14 Aug

Are There Any Guarantees on My Investment Account?

August 14, 2008

This is an interesting question that tends to come up more often when the market is experiencing volatility such as we’ve seen this year and the fourth quarter of 2007.

We are all probably familiar with FDIC (Federal Deposit Insurance Corporation), which insures all depositors of a member bank against loss up to a certain dollar amount. The FDIC’s approach to making depositors entirely whole makes sense in the risk-averse bank account world, but what about the world of the stock market where volatility is part of the equation?

SIPC (Securities Investor Protection Corporation) was formed by Congress in 1970 as a way to help individuals whose money, stocks or other securities are stolen by a broker or put at risk when a brokerage fails for other reasons – SIPC does not bail out investors when the value of their stock, bonds, or other investments fall or fail for any reason (ie. the volatility of the stock market).

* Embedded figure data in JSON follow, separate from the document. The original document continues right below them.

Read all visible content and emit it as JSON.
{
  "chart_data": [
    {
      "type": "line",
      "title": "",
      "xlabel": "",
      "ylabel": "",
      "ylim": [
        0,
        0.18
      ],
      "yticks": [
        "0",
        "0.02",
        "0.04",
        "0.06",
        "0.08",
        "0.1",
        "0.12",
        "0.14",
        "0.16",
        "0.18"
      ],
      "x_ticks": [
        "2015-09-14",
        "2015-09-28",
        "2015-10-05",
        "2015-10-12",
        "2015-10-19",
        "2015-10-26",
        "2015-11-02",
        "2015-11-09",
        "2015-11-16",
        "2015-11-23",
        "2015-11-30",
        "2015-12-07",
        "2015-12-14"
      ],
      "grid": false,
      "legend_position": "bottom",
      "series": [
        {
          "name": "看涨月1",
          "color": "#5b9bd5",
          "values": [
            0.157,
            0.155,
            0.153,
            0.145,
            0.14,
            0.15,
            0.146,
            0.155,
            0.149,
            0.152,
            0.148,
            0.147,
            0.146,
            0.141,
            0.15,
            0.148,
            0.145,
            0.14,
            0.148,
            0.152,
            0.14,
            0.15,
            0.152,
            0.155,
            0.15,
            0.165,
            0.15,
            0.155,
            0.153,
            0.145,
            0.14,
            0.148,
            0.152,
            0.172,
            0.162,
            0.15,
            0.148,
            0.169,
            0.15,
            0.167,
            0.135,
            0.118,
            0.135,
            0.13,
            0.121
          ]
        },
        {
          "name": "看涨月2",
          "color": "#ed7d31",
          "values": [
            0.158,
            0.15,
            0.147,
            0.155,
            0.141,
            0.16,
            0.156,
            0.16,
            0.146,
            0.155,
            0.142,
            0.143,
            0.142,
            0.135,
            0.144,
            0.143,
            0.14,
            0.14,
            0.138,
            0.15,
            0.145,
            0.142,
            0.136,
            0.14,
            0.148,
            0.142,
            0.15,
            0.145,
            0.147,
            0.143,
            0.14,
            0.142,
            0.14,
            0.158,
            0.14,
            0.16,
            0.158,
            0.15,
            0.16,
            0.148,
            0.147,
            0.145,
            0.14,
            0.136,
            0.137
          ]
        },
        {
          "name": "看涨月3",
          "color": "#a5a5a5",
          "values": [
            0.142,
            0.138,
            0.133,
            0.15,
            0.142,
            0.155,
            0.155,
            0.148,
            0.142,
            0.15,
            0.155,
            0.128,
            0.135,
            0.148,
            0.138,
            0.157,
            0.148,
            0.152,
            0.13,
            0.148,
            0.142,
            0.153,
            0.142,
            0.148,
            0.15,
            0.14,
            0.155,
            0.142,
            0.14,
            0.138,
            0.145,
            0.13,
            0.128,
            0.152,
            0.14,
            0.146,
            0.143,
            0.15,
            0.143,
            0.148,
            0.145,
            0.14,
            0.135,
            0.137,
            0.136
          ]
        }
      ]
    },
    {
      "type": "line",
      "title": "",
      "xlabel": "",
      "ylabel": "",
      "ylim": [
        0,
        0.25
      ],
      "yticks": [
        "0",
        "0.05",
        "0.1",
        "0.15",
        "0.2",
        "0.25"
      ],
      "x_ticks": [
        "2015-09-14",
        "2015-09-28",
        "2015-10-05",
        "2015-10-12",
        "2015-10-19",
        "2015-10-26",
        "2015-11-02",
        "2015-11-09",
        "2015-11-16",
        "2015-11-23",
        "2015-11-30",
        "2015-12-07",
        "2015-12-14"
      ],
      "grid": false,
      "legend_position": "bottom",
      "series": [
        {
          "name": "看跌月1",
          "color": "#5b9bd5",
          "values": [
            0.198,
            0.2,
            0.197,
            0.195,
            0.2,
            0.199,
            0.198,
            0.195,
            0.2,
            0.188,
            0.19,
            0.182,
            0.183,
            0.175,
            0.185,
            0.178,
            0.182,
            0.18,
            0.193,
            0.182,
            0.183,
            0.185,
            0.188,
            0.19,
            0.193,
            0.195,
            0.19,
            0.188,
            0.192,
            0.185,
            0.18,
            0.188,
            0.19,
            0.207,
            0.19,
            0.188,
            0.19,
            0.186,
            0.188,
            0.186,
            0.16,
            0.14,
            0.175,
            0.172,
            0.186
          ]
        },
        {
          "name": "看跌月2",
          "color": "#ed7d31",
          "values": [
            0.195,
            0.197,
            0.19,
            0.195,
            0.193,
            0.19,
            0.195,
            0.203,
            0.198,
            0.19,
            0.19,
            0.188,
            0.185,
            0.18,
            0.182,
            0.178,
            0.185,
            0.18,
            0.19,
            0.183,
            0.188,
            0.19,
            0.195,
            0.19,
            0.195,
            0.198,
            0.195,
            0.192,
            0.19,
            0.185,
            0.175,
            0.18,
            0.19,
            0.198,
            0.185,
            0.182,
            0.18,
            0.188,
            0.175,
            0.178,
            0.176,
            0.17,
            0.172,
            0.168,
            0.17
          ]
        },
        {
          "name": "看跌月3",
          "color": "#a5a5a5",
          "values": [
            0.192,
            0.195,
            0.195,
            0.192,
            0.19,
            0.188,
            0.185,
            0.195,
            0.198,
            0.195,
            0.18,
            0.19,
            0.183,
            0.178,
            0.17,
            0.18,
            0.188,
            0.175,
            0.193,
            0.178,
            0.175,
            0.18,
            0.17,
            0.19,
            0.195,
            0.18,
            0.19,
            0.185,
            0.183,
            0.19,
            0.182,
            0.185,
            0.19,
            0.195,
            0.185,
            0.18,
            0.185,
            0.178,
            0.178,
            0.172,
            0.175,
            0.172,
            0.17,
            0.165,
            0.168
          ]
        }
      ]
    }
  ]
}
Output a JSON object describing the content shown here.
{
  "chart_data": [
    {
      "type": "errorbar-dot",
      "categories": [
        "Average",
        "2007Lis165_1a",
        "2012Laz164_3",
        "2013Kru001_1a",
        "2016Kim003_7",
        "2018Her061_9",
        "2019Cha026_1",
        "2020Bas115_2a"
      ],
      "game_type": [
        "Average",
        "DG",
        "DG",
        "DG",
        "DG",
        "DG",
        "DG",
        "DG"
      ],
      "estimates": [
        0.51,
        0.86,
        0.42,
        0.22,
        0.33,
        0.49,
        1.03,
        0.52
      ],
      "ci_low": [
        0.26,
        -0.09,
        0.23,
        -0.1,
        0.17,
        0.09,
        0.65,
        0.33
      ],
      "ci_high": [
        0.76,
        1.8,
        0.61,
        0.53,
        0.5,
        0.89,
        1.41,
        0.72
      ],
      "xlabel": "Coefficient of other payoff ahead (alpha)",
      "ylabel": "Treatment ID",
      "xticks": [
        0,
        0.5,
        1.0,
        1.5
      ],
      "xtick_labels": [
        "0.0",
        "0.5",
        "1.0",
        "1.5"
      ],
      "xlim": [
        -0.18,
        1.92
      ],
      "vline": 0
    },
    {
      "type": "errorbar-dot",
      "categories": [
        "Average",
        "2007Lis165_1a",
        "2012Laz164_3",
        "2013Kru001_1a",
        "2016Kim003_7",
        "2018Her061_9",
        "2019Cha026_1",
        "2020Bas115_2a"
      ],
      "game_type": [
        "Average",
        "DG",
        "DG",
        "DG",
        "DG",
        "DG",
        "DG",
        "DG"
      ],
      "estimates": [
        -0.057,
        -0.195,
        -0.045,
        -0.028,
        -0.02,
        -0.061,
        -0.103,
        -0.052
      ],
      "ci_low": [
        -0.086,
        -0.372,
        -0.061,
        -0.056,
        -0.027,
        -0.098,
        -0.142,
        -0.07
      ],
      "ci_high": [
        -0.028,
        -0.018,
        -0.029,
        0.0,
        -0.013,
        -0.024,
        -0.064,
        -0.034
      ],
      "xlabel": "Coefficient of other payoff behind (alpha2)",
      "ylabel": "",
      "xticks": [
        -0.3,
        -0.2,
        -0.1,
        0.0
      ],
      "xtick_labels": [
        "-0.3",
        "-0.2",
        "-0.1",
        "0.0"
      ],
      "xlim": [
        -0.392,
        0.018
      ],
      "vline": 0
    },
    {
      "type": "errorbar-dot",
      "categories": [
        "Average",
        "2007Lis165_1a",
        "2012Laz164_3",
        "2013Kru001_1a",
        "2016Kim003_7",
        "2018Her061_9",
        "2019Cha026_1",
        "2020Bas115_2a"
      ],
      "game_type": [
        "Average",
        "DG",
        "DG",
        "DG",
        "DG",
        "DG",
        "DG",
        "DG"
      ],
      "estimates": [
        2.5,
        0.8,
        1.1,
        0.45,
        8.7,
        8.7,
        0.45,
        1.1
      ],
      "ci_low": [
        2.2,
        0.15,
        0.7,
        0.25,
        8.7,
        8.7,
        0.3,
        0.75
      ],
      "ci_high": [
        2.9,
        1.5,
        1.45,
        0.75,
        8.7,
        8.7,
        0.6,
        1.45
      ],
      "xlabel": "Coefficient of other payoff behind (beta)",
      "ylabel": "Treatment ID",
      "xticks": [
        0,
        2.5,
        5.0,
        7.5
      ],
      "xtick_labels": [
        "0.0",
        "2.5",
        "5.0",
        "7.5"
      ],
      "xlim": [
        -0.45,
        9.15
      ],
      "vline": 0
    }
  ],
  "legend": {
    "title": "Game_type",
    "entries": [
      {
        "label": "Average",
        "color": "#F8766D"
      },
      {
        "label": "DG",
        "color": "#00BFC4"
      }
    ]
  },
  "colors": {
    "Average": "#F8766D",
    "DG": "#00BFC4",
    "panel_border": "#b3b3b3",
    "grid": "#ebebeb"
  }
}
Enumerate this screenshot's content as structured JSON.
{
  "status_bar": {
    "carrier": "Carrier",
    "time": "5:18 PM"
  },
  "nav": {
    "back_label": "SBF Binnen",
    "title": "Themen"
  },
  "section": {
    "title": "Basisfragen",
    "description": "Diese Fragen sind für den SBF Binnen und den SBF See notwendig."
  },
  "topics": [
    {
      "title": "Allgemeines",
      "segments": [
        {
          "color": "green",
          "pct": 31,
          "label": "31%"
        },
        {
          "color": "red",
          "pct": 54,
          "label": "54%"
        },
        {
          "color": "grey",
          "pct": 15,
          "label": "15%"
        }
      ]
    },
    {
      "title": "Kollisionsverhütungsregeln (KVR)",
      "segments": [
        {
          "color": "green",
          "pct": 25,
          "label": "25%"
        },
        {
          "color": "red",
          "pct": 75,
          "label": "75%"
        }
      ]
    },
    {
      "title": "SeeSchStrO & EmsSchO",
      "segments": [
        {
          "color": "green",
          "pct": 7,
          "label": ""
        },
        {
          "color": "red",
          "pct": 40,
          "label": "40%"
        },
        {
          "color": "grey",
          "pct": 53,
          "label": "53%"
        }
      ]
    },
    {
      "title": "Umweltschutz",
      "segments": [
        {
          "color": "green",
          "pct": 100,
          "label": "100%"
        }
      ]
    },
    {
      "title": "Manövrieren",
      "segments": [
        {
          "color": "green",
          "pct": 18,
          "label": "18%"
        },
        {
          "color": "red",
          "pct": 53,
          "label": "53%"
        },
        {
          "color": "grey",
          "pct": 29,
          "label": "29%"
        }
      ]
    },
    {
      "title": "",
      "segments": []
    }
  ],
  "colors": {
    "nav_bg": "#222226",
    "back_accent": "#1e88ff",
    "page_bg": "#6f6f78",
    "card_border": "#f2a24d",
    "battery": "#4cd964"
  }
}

SIPC usually gets involved when a brokerage fails and assets are missing from customer accounts. SIPC steps in by replacing these missing stocks and other securities by calculating the financial worth (e.g. the number of shares of a certain stock) of a customer’s account as of the “filing date”. SIPC first looks to see if the actual securities owned by the customers can be replaced in the right accounts. If they cannot, SIPC’s reserve funds will be used, if necessary, to purchase replacement securities up to a ceiling of $500,000 per customer held in separate capacity (e.g. joint tenant or sole owner), including a maximum of $100,000 for cash claims. Quite a few broker/dealers or custodians will purchase additional insurance. Savant actually uses a custodian that provides additional brokerage insurance (underwritten by Lloyd’s of London) in the event that SIPC limits are exhausted. This coverage provides protection of securities and cash up to an aggregate of $600 million, and is limited to a combined return to any customer from a trustee, SIPC, and Lloyd’s of $150 million, including cash of up to $1 million.

By the way, there are some assets that are ineligible for SIPC. These include commodity futures contracts, currency, and investment contracts like limited partnership that are not registered with the U.S. Securities and Exchange Commission under the Securities Act of 1933.